I was the Instructor of Record for ENGL 1050 in Fall 2014 and Fall 2015. The course is a freshman composition course required for all Western Michigan University students, unless they test out of it. I focus my course around students' choice of major and future career prospects.
Undergraduate Course Catalog: ENGL 1050 is a 4-credit, freshman level course in which students develop their understanding of the ways that writing is situated in both local situations and the mediation of historically-provided tools and practices. Students produce a range of academic and non-academic texts, applying knowledge of composing processes, rhetorical strategies, genre requirements, and textual conventions such as grammatical structure, style, and visual/structural design. Students also learn to analyze and map the different components of literate activity (production, representation, distribution, reception, and socialization) and to produce texts that take into account the complex interactions of these components in specific writing/composing tasks.
In my version of the course, we read and respond to textual passages and other media, engage in reading- and writing-based discussions, and examine and develop several writing techniques and the benefits of using these techniques in creative projects and in analyses of texts. This class and the assignments are designed to be focused around students and their career interests and goals.
Sample Lesson: Register, Code Switching, and Personal Narrative
Activity:
Briefly talk about how writing changes depending on its audience.
Students should do a quick freewrite: "Imagine you’ve been accused of stealing something, but you’re innocent. Write what you would say in response to three people accusing you of stealing: a younger sibling or cousin, a parent, or a police officer."
Have students separate into small groups (2-3 people) and discuss their freewrites with one another. How did the paragraphs differ? Were there similarities between the paragraphs? Etc.
As a class, define and discuss “register": in linguistics, one of many styles or varieties of language determined by such factors as social occasion, purpose, and audience. Also called stylistic variation. Give examples; discuss the difference between formal, academic register and informal register. More generally, register is used to indicate degrees of formality in language use. The different registers or language styles that we use are sometimes called codes. The practice of moving back and forth between two languages or between two dialects or registers of the same language. Also called code-mixing.
Discuss various registers, writing notes on the board:
Intimate register is the highly informal language used among family members and close friends, and may include private vocabulary known only to two people or a small group, as well as nonverbal cues exclusive to the pair or group.
Casual register is the informal language of a broader but still well-defined social group, and includes slang, elliptical and elided sentences, and frequent interruption.

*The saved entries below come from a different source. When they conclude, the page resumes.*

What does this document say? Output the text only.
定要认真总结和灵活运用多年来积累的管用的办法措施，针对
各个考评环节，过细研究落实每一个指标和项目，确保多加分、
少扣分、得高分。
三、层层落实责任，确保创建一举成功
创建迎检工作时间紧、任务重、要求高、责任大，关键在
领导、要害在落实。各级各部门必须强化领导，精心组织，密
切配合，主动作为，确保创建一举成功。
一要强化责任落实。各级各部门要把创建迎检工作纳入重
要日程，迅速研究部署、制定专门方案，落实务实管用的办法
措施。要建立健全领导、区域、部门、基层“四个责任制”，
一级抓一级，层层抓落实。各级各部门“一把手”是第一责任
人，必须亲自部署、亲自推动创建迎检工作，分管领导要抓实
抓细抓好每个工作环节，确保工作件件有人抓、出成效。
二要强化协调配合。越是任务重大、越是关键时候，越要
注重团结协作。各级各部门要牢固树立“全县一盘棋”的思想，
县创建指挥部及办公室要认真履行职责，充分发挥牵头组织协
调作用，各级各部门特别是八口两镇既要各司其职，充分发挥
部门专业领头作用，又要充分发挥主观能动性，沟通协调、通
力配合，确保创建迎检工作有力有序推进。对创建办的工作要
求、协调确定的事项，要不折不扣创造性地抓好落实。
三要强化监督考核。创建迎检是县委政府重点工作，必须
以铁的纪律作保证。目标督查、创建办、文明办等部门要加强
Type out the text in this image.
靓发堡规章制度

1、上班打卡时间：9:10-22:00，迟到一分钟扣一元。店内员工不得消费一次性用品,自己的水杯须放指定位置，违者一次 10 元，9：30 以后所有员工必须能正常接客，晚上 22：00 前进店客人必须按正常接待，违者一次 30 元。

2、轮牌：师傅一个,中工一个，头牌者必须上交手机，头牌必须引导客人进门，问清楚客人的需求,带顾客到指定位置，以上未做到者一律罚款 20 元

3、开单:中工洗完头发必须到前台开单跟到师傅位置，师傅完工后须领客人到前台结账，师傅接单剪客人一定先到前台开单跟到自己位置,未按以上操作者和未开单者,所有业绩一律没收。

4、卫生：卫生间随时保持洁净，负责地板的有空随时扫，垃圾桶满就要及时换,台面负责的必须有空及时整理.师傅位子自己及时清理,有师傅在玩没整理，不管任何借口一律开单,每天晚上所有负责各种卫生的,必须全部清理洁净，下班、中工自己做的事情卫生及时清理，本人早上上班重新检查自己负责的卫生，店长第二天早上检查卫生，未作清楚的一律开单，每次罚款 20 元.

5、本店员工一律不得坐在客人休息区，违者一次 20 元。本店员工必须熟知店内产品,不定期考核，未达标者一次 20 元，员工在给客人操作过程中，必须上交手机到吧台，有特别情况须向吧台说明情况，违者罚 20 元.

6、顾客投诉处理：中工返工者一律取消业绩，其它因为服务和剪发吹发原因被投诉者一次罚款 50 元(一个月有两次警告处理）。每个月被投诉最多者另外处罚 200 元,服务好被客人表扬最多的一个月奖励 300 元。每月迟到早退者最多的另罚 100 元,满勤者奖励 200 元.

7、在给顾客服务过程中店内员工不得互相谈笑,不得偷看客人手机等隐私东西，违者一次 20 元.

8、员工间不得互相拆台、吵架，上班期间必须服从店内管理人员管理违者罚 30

Consultative register is moderately formal language that marks a mentor-protege or expert-novice relationship, such as that between a doctor and a patient or a teacher and a student.
Formal register is language spoken between strangers or in a technical context.
Frozen register is ritualistic or traditional, as in religious ceremonies or legal proceedings.
Talk about how we all have different registers for different situations. Students all already know how to code-switch, even if they didn’t know they were doing that. Those who speak several languages or dialects are even more skilled at this: they switch languages, slang, and dialects all the time.
Ask students: In your Personal Narrative, what kind of language and register do you think would be best?